The Interior Department has allowed national parks to be destroyed by trash and waste, removed sage grouse conservation proposals from its website, and shut down its Freedom Of Information Act (FOIA) office during the government shutdown. But for oil and gas drilling, it’s business as usual.

During the shutdown, Bureau of Land Management (BLM) employees have continued to process oil drilling applications, and are going forward with holding meetings to allow oil lease sales in the Arctic National Wildlife Refuge– one of the administration’s most controversial policy goals. According to E&E News, BLM’s shutdown plan allows 2,300 of the agency’s 9,260 employees to keep working both full-time and on-call, and of those working, 800 are focusing on energy-related activities.

“While the shutdown scorches our public lands, wildlife, and everyday Americans’ livelihoods, David Bernhardt is still making sure oil and gas special interests get through this shutdown unscathed,” said Chris Saeger, Executive Director of Western Values Project. “Our national parks, special places that our government has pledged to protect forever, are being pillaged while precious taxpayer funding is going to protect industry operations. Like his predecessor before him, Bernhardt is tipping the scale and putting special interests above the rest of us.”

Last weekend, Acting Interior Secretary David Bernhardt issued a legally dubious order allowing the National Park Service (NPS) to dip into entrance fees to bring on additional staff to clean restrooms, haul trash, patrol the parks, and open areas that had been shut. Bernhardt’s order came after national parks have become increasingly damaged from trash and waste and as accidents and deaths have increased. National parks are still open but staffed with skeleton crews.
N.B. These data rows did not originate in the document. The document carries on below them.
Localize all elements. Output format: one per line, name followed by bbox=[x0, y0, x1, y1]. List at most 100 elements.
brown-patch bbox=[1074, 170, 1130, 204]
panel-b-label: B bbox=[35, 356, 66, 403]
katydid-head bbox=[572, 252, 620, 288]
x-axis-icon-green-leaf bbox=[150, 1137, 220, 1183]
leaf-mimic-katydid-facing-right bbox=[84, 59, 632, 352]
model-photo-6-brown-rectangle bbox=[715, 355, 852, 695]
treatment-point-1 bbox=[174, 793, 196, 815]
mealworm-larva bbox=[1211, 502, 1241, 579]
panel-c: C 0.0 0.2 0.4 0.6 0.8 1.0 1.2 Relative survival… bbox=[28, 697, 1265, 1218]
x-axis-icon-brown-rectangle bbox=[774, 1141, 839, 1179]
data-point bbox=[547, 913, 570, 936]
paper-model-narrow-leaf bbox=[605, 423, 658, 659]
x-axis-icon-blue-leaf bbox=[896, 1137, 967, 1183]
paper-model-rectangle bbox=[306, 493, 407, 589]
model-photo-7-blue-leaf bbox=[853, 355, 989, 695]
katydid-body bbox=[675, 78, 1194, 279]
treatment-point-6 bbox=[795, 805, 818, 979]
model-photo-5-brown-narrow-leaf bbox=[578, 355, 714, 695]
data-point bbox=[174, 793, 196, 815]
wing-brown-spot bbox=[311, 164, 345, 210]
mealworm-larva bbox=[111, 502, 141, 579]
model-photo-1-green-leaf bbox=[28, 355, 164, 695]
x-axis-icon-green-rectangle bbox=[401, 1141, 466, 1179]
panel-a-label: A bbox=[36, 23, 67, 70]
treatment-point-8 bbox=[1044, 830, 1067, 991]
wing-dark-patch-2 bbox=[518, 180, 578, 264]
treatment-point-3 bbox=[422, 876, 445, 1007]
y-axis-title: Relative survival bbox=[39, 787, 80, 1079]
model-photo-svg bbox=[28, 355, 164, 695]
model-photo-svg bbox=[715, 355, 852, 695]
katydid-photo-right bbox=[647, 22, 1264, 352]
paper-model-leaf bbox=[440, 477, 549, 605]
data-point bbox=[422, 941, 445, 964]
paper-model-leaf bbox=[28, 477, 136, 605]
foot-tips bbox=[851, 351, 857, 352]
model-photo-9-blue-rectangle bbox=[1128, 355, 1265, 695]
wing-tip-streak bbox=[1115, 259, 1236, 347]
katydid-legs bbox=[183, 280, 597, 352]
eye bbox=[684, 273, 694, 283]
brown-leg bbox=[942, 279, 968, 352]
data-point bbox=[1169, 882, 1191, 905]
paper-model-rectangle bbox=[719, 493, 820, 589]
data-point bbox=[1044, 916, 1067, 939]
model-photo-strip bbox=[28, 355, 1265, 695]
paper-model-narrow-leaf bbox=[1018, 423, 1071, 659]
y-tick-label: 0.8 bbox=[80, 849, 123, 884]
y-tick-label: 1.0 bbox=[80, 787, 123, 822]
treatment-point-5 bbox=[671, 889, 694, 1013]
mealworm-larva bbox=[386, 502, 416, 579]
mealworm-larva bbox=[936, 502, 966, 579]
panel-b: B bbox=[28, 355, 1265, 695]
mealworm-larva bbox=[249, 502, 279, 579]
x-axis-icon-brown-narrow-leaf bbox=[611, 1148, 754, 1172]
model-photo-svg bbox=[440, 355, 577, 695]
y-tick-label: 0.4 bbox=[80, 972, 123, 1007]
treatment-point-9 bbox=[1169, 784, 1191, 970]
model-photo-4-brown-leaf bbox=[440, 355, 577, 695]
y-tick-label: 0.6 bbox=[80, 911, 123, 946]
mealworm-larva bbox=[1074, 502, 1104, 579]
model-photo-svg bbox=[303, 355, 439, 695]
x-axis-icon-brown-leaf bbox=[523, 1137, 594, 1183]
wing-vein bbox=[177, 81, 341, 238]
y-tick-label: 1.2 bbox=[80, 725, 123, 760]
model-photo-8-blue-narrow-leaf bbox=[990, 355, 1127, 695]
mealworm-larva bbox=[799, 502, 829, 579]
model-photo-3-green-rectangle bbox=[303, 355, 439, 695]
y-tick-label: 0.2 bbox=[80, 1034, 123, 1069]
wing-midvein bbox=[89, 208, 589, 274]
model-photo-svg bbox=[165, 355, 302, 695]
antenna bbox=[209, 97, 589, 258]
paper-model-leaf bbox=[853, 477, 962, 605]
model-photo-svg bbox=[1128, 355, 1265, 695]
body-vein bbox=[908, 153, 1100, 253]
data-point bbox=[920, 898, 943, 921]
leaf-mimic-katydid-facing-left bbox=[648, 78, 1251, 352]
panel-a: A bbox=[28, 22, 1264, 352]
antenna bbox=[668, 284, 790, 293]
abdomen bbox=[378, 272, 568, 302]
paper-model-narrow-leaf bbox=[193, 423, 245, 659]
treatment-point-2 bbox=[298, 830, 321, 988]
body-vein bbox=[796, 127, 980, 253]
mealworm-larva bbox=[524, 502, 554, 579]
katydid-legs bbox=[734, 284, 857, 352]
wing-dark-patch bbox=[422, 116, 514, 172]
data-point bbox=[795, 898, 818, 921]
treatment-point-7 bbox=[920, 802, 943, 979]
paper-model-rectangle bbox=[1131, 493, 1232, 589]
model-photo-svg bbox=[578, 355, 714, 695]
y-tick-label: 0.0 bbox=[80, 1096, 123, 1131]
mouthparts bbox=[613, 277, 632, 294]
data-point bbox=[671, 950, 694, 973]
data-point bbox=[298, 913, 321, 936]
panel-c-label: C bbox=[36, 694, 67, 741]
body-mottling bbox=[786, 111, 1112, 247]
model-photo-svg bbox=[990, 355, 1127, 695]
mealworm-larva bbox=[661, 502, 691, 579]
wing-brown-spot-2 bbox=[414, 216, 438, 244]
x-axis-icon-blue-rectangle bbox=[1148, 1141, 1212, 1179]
In his memo obtained by The Hill, Acting Secretary Bernhardt is allowing NPS to use all necessary entrance fees until they “reach zero.” Critics have questioned the legality of the order, as parks fees are supposed to support visitor services, and not daily operations and basic maintenance. It is unclear how Interior or Congress intend to backfill park entrance fees now being used for cleaning up. Since the beginning of the Trump administration, the National Park Service has never had more than an Acting Director, which calls into question who made the decision to keep the parks open and why that decision was made.

This isn’t the first time Interior has urged staff to work over a break to benefit industry. In 2017, Western Values Project learned from emails obtained through a FOIA request, Interior headquarters urged Bureau of Safety and Environmental Enforcement employees to work over Christmas to give an Italian oil company– which just happens to be a former client of David Bernhardt’s– a nice “Christmas present.”